Ernest Sibanda, who was then in charge of the Zimbabwean team, told an investigating committee in 2012 that they met Perumal in Singapore on their way to Malaysia for the Merdeka Tournament.

Sibanda said during their first match they were paid at half-time and by that time they were down by 0-2. He said they were told to concede two more goals in the second half, adding that made them $1 000 richer each.

Sibanda said at the end of the match each player was paid $1 000 while the officials pocketed $1 400 each. Two weeks ago, FIFA also issued eight lifetime bans to current and former players after they were found guilty of match manipulation.

Former Sierra Leone captain Ibrahim Kargbo and ex-Trinidad and Tobago defender Keyeno Thomas were among those suspended from all football-related activities over attempts to rig matches at international level.

The world’s football governing body also banned players from Benin, Afghanistan and Cuba. Kenyan defender George Owino Audi received a 10-year ban and a fine of 15, 000 Swiss francs.

Thakaso, who said he was yet to approach the minister about the establishment of the commission, said local football administrators should not be exempted.

“We should not be exempted because this is corruption and it is because of corruption that we are still where we are in football.
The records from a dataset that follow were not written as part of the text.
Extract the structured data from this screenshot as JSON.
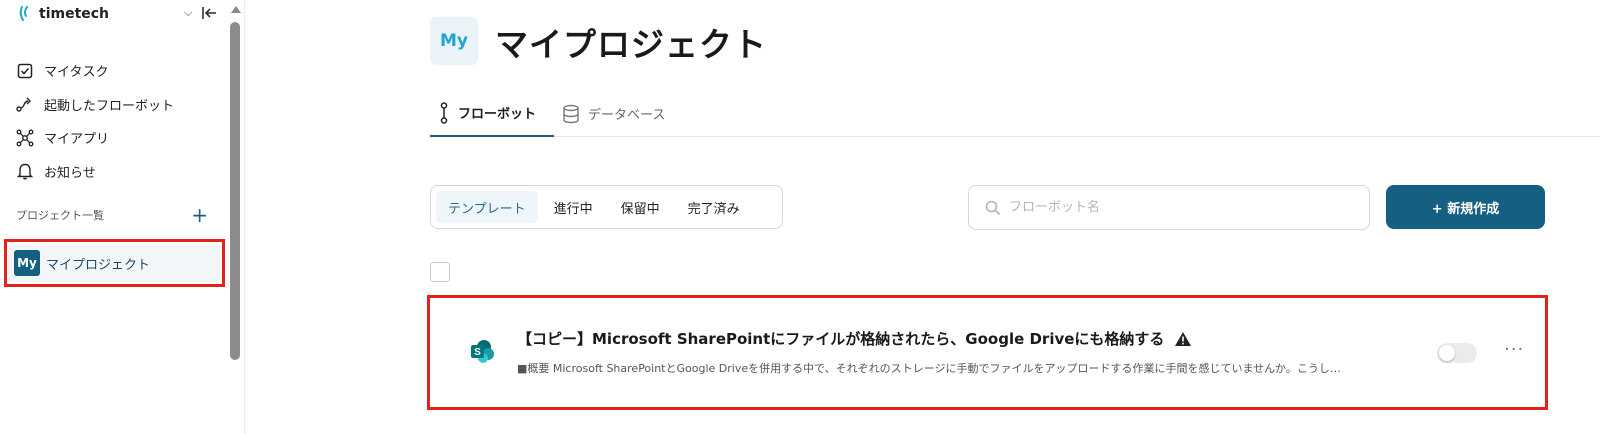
{
  "workspace": {
    "name": "timetech"
  },
  "sidebar": {
    "items": [
      {
        "label": "マイタスク",
        "icon": "checkbox-icon"
      },
      {
        "label": "起動したフローボット",
        "icon": "flow-icon"
      },
      {
        "label": "マイアプリ",
        "icon": "apps-icon"
      },
      {
        "label": "お知らせ",
        "icon": "bell-icon"
      }
    ],
    "projects_heading": "プロジェクト一覧",
    "add_label": "+",
    "project": {
      "badge": "My",
      "label": "マイプロジェクト"
    }
  },
  "page": {
    "badge": "My",
    "title": "マイプロジェクト"
  },
  "tabs": [
    {
      "label": "フローボット",
      "icon": "flowbot-icon",
      "active": true
    },
    {
      "label": "データベース",
      "icon": "database-icon",
      "active": false
    }
  ],
  "filters": [
    {
      "label": "テンプレート",
      "active": true
    },
    {
      "label": "進行中",
      "active": false
    },
    {
      "label": "保留中",
      "active": false
    },
    {
      "label": "完了済み",
      "active": false
    }
  ],
  "search": {
    "placeholder": "フローボット名"
  },
  "new_button": {
    "label": "+ 新規作成"
  },
  "flowbots": [
    {
      "title": "【コピー】Microsoft SharePointにファイルが格納されたら、Google Driveにも格納する",
      "description": "■概要 Microsoft SharePointとGoogle Driveを併用する中で、それぞれのストレージに手動でファイルをアップロードする作業に手間を感じていませんか。こうし…",
      "app_icon": "sharepoint-icon",
      "warning_icon": "warning-icon",
      "enabled": false,
      "more_label": "···"
    }
  ],
  "colors": {
    "accent": "#155f80",
    "highlight": "#e2231a",
    "badge_text": "#1ea6cf"
  }
}
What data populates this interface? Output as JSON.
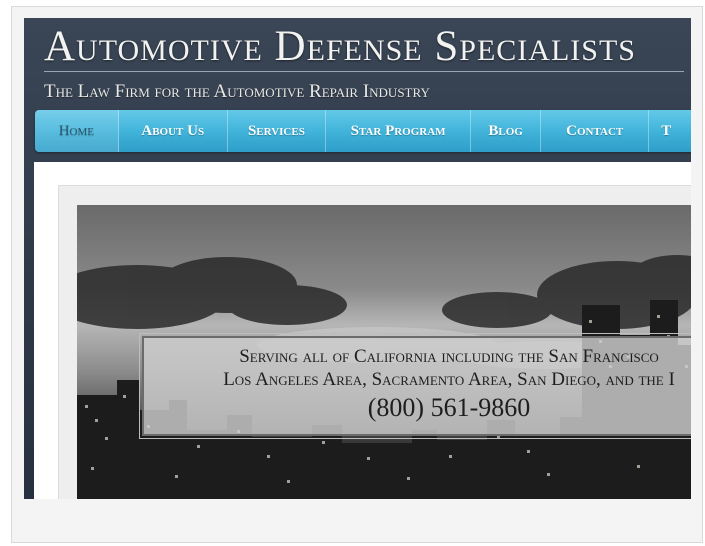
{
  "header": {
    "site_title": "Automotive Defense Specialists",
    "tagline": "The Law Firm for the Automotive Repair Industry"
  },
  "nav": {
    "items": [
      {
        "label": "Home",
        "active": true
      },
      {
        "label": "About Us"
      },
      {
        "label": "Services"
      },
      {
        "label": "Star Program"
      },
      {
        "label": "Blog"
      },
      {
        "label": "Contact"
      },
      {
        "label": "T"
      }
    ]
  },
  "hero": {
    "banner_line1": "Serving all of California including the San Francisco",
    "banner_line2": "Los Angeles Area, Sacramento Area, San Diego, and the I",
    "phone": "(800) 561-9860"
  },
  "colors": {
    "header_bg": "#2d3847",
    "nav_bg": "#3fb2d9",
    "nav_active_text": "#2a5a70"
  }
}
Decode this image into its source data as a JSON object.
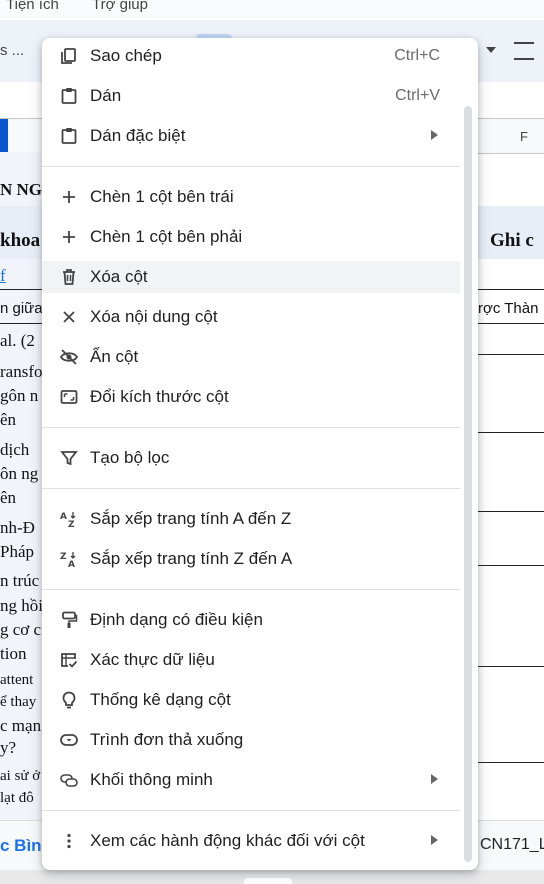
{
  "background": {
    "menubar": {
      "tienich": "Tiện ích",
      "trogiup": "Trợ giúp"
    },
    "toolbar": {
      "font_fragment": "s ..."
    },
    "column_header": {
      "f": "F"
    },
    "cells": {
      "title_fragment": "N NG",
      "header_khoa": "khoa",
      "header_ghichu": "Ghi c",
      "link_f": "f",
      "r1": "n giữa",
      "r1b": "rợc Thàn",
      "r2": "al. (2",
      "r3a": "ransfo",
      "r3b": "gôn n",
      "r3c": "ên",
      "r4a": "dịch",
      "r4b": "ôn ng",
      "r4c": "ên",
      "r5a": "nh-Đ",
      "r5b": "Pháp",
      "r6a": "n trúc",
      "r6b": "ng hồi",
      "r6c": "g cơ c",
      "r6d": "tion",
      "r7a": "attent",
      "r7b": "ể thay",
      "r7c": "c mạn",
      "r7d": "y?",
      "r8a": "ai sử ở",
      "r8b": "lạt đô"
    },
    "sheet_tabs": {
      "left": "c Bình",
      "right": "CN171_L"
    }
  },
  "menu": {
    "items": [
      {
        "label": "Sao chép",
        "shortcut": "Ctrl+C",
        "icon": "copy-icon"
      },
      {
        "label": "Dán",
        "shortcut": "Ctrl+V",
        "icon": "paste-icon"
      },
      {
        "label": "Dán đặc biệt",
        "icon": "paste-special-icon",
        "submenu": true
      },
      {
        "label": "Chèn 1 cột bên trái",
        "icon": "plus-icon"
      },
      {
        "label": "Chèn 1 cột bên phải",
        "icon": "plus-icon"
      },
      {
        "label": "Xóa cột",
        "icon": "trash-icon"
      },
      {
        "label": "Xóa nội dung cột",
        "icon": "close-icon"
      },
      {
        "label": "Ẩn cột",
        "icon": "eye-off-icon"
      },
      {
        "label": "Đổi kích thước cột",
        "icon": "resize-icon"
      },
      {
        "label": "Tạo bộ lọc",
        "icon": "filter-icon"
      },
      {
        "label": "Sắp xếp trang tính A đến Z",
        "icon": "sort-az-icon"
      },
      {
        "label": "Sắp xếp trang tính Z đến A",
        "icon": "sort-za-icon"
      },
      {
        "label": "Định dạng có điều kiện",
        "icon": "paint-roller-icon"
      },
      {
        "label": "Xác thực dữ liệu",
        "icon": "data-validation-icon"
      },
      {
        "label": "Thống kê dạng cột",
        "icon": "lightbulb-icon"
      },
      {
        "label": "Trình đơn thả xuống",
        "icon": "dropdown-icon"
      },
      {
        "label": "Khối thông minh",
        "icon": "smart-chips-icon",
        "submenu": true
      },
      {
        "label": "Xem các hành động khác đối với cột",
        "icon": "more-vert-icon",
        "submenu": true
      }
    ]
  }
}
Our standard is still very low, while we have plenty of talent. “We don’t deserve to be where we are in terms of football standard, we deserve to be up there. But our football administrators are dragging us down,” he said.

Thakaso further showed: “We have untapped talent that if utilised well would help improve the economy of this country as some of our players will get to ply their trade in bigger leagues unlike now when our best players can only play professional football in the neighbouring South Africa.
In 2014, one of Lesotho’s former international players who asked to remain anonymous told Public Eye that he was made aware by one of Likuena’s coaches that the team’s officials and players would be involved in match-fixing in one of the international matches.

He said the coach then asked him whether to include him in the list of the players to be paid for a match-fixing or not, but he (the source) said he turned down the offer.

Former LeFA’s public relations officer, the late Ts’iu Monne, confirmed to this publication that he used to see Likuena coaches drinking cappuccino with Perumal (in the mornings) during the 2010 FIFA World Cup qualifiers in Bloemfontein.

Monne said at the time he did not know who Perumal was until he saw his picture in the newspapers three years later. He said after this paper published that story, he volunteered to assist the Directorate on Corruption and Economic Offences (DCEO) with information about the alleged match-fixing scandal.

But Ts’iu said the DCEO only told him that it would recall him when it needed to talk to him. Perumal, born 31 July 1965, was accused of several match-fixing scandals including Asiagate in 2007-2009 and 2008-2011 Finnish match-fixing scandal.

He was first jailed for match-fixing in 1995 in Singapore. Perumal is believed to have also fixed World Cup matches, including the 2010 qualifiers. According to Thakaso, the commission of inquiry would play a vital and relevant role in weeding out corruption as Lesotho is now in the process of national reforms.

“The commission of inquiry will enable the sport fraternity to also undergo the essential reform processes.

Why should the reforms skip football where there is so much notable corruption,” Thakaso said. Thakaso was ousted from the administration of national football in 2000.

He claims he was suspended and later expelled because he was against a colleague who was involved in age cheating. “In the beginning it was a suspension for two years but even after 10 years I was still not expected to take part in football.

“I am saying this because there was a time when I was elected as the president of Manonyane, but LeFA told the club’s committee that I had been banned from football.

So even today when I want to attend football matches I have to disguise myself so that people cannot recognise me. The same year Thakaso was kicked out of LeFA, he and some friends formed a rival football association called FA which, however, soon collapsed due to lack of funds.